Potluck-Worthy Rice Salad

Dianne
Prep Time 15 mins
Cook Time 45 mins
Course Salad, Side Dish
Cuisine American
Servings 8 servings
Calories 154 kcal

Ingredients
  

  • 2 cups vegetable stock or water
  • 1 cup brown rice
  • 1 tablespoon extra-virgin olive oil
  • 3 tablespoons fruity balsamic vinegar
  • 1 tablespoon tamari
  • ½ teaspoon powdered ginger
  • ½ teaspoon sea salt
  • ½ teaspoon garlic powder
  • 2 cloves garlic minced
  • 2 carrots diced
  • 2 celery stalks diced
  • 2 scallions thinly sliced
  • ½ cup dried cherries
  • ½ cup slivered almonds toasted

Instructions
 

  • Add the vegetable stockor water and rice to a large pot over medium-high heat.

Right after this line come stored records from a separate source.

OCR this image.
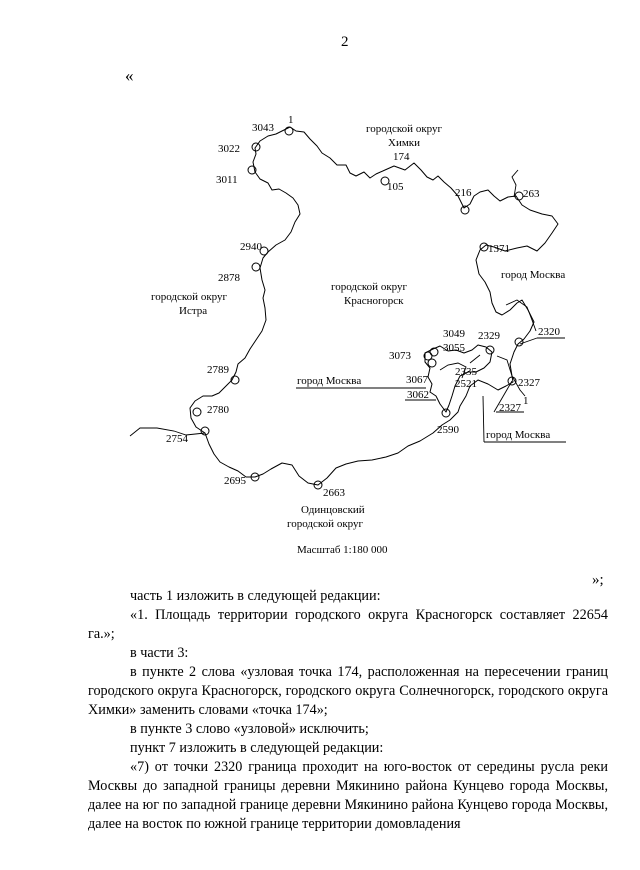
2
«
городской округ
Химки
городской округ
Красногорск
городской округ
Истра
город Москва
город Москва
город Москва
Одинцовский
городской округ
1
3043
3022
3011
2940
2878
2789
2780
2754
2695
2663
2590
3062
3067
3073
3049
3055
2335
2521
2329	2320
2327
2327
1
1371
263
216
105
174
Масштаб 1:180 000
»;

часть 1 изложить в следующей редакции:

«1. Площадь территории городского округа Красногорск составляет 22654 га.»;

в части 3:

в пункте 2 слова «узловая точка 174, расположенная на пересечении границ городского округа Красногорск, городского округа Солнечногорск, городского округа Химки» заменить словами «точка 174»;

в пункте 3 слово «узловой» исключить;

пункт 7 изложить в следующей редакции:

«7) от точки 2320 граница проходит на юго-восток от середины русла реки Москвы до западной границы деревни Мякинино района Кунцево города Москвы, далее на юг по западной границе деревни Мякинино района Кунцево города Москвы, далее на восток по южной границе территории домовладения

Bring to a boil. Reduce the temperature to low and cover the pot. Allow to cook for 45 minutes or until the liquid is fully absorbed. Allow to cool.
  • While the rice is cooking, whisk together the olive oil, balsamic vinegar, tamari, powdered ginger, sea salt, garlic powder, and minced garlic in a small bowl.
  • Place the rice in a large bowl. Add the carrots, celery, scallions, cranberries, and almonds. Gently fold in the dressing. Allow the salad to sit for 30 minutes to 1 hour to let the flavors combine. Serve chilled or at room temperature.